First, it's important to understand what exactly the kidney does and why kidney stones exist. The kidney normally excretes body wastes and chemicals before they build up to become poisonous. Kidney stones result when chemicals settle out within the kidney itself forming a concretion or stone.

Kidney stones form when this chemical precipitates out of solution and in turn crystals attach themselves to the kidney tissue. From there the process continues to add more and more layers and thus the stone grows or gets larger.

Such kidney stones can become dislodged and then float with the urine downstream toward the urinary bladder. The stones can become lodged in the small tubes, blocking the flow of urine and thus building back pressure, which stretches the capsule of the kidney where pain fibers are located and cause severe back and flank pain.

Some kidney stones can harbor bacteria and are infected stones leading to recurrent urinary tract infections. Stones can damage the kidney tissue and lead to kidney scarring and eventual failure of the kidney to properly clear the poison from the body. This is called renal failure.

Each person has a unique reason or reasons for stones. Kidney stones are common in certain families and are therefore genetically determined. The kidney actually produces chemicals, which restarts stone formation.

The amount of stone inhibitor a person generates is gene-determined. A person who makes a normal amount of inhibitor may rarely or never make kidney stones. Another person who makes less stone inhibitor may occasionally make a kidney stone. Still another person who makes very little inhibitor may make many stones.

Other stones occur because a person does not drink enough fluid, which makes the urine more concentrated and therefore more likely to start the crystal formation. Inflammatory bowel disease, excessive vitamin use, antacids for stomach ulcers, too much table salt use, and eating too much meat are risk factors attributed to kidney stone formation.

Basic steps in stone prevention are to drink enough fluids that one voids more than two quarts urine daily and reducing the amount of table salt and meats in the diet.
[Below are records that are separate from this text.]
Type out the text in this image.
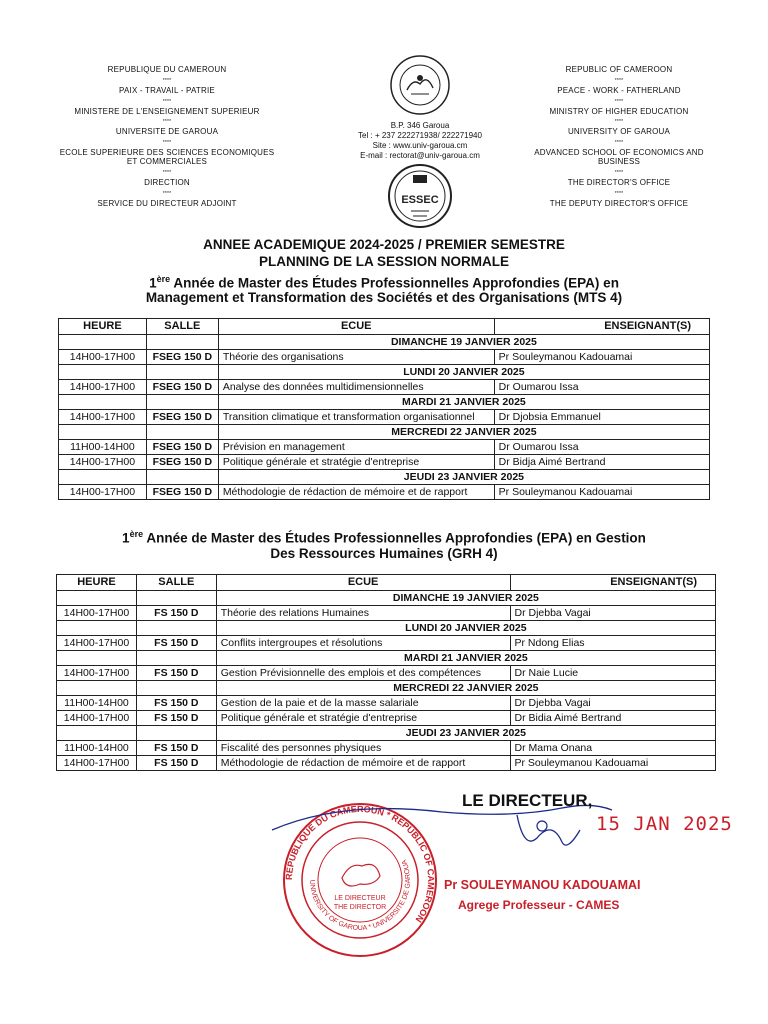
REPUBLIQUE DU CAMEROUN
****
PAIX - TRAVAIL - PATRIE
****
MINISTERE DE L'ENSEIGNEMENT SUPERIEUR
****
UNIVERSITE DE GAROUA
****
ECOLE SUPERIEURE DES SCIENCES ECONOMIQUES
ET COMMERCIALES
****
DIRECTION
****
SERVICE DU DIRECTEUR ADJOINT
REPUBLIC OF CAMEROON
****
PEACE - WORK - FATHERLAND
****
MINISTRY OF HIGHER EDUCATION
****
UNIVERSITY OF GAROUA
****
ADVANCED SCHOOL OF ECONOMICS AND
BUSINESS
****
THE DIRECTOR'S OFFICE
****
THE DEPUTY DIRECTOR'S OFFICE
B.P. 346 Garoua
Tel : + 237 222271938/ 222271940
Site : www.univ-garoua.cm
E-mail : rectorat@univ-garoua.cm
ESSEC
ANNEE ACADEMIQUE 2024-2025 / PREMIER SEMESTRE
PLANNING DE LA SESSION NORMALE
1ère Année de Master des Études Professionnelles Approfondies (EPA) en
Management et Transformation des Sociétés et des Organisations (MTS 4)
HEURE	SALLE	ECUE	ENSEIGNANT(S)
		DIMANCHE 19 JANVIER 2025	
14H00-17H00	FSEG 150 D	Théorie des organisations	Pr Souleymanou Kadouamai
		LUNDI 20 JANVIER 2025	
14H00-17H00	FSEG 150 D	Analyse des données multidimensionnelles	Dr Oumarou Issa
		MARDI 21 JANVIER 2025	
14H00-17H00	FSEG 150 D	Transition climatique et transformation organisationnel	Dr Djobsia Emmanuel
		MERCREDI 22 JANVIER 2025	
11H00-14H00	FSEG 150 D	Prévision en management	Dr Oumarou Issa
14H00-17H00	FSEG 150 D	Politique générale et stratégie d'entreprise	Dr Bidja Aimé Bertrand
		JEUDI 23 JANVIER 2025	
14H00-17H00	FSEG 150 D	Méthodologie de rédaction de mémoire et de rapport	Pr Souleymanou Kadouamai
1ère Année de Master des Études Professionnelles Approfondies (EPA) en Gestion
Des Ressources Humaines (GRH 4)
HEURE	SALLE	ECUE	ENSEIGNANT(S)
		DIMANCHE 19 JANVIER 2025	
14H00-17H00	FS 150 D	Théorie des relations Humaines	Dr Djebba Vagai
		LUNDI 20 JANVIER 2025	
14H00-17H00	FS 150 D	Conflits intergroupes et résolutions	Pr Ndong Elias
		MARDI 21 JANVIER 2025	
14H00-17H00	FS 150 D	Gestion Prévisionnelle des emplois et des compétences	Dr Naie Lucie
		MERCREDI 22 JANVIER 2025	
11H00-14H00	FS 150 D	Gestion de la paie et de la masse salariale	Dr Djebba Vagai
14H00-17H00	FS 150 D	Politique générale et stratégie d'entreprise	Dr Bidia Aimé Bertrand
		JEUDI 23 JANVIER 2025	
11H00-14H00	FS 150 D	Fiscalité des personnes physiques	Dr Mama Onana
14H00-17H00	FS 150 D	Méthodologie de rédaction de mémoire et de rapport	Pr Souleymanou Kadouamai
REPUBLIQUE DU CAMEROUN * REPUBLIC OF CAMEROON
UNIVERSITY OF GAROUA * UNIVERSITE DE GAROUA
LE DIRECTEUR
THE DIRECTOR
LE DIRECTEUR,
15 JAN 2025
Pr SOULEYMANOU KADOUAMAI
Agrege Professeur - CAMES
To be more specific as to why an individual makes kidney stones requires periodic blood tests and 24-hour urine collections. Analysis of concentrations of stone inhibitors, such as citrate and magnesium, and urine concentrations of calcium, uric acid, phosphorous, sodium, pH, and volume are instrumental in tailoring an individual stone prevention program.

Preventing kidney stones requires a lifelong compliance commitment from the patient and provider.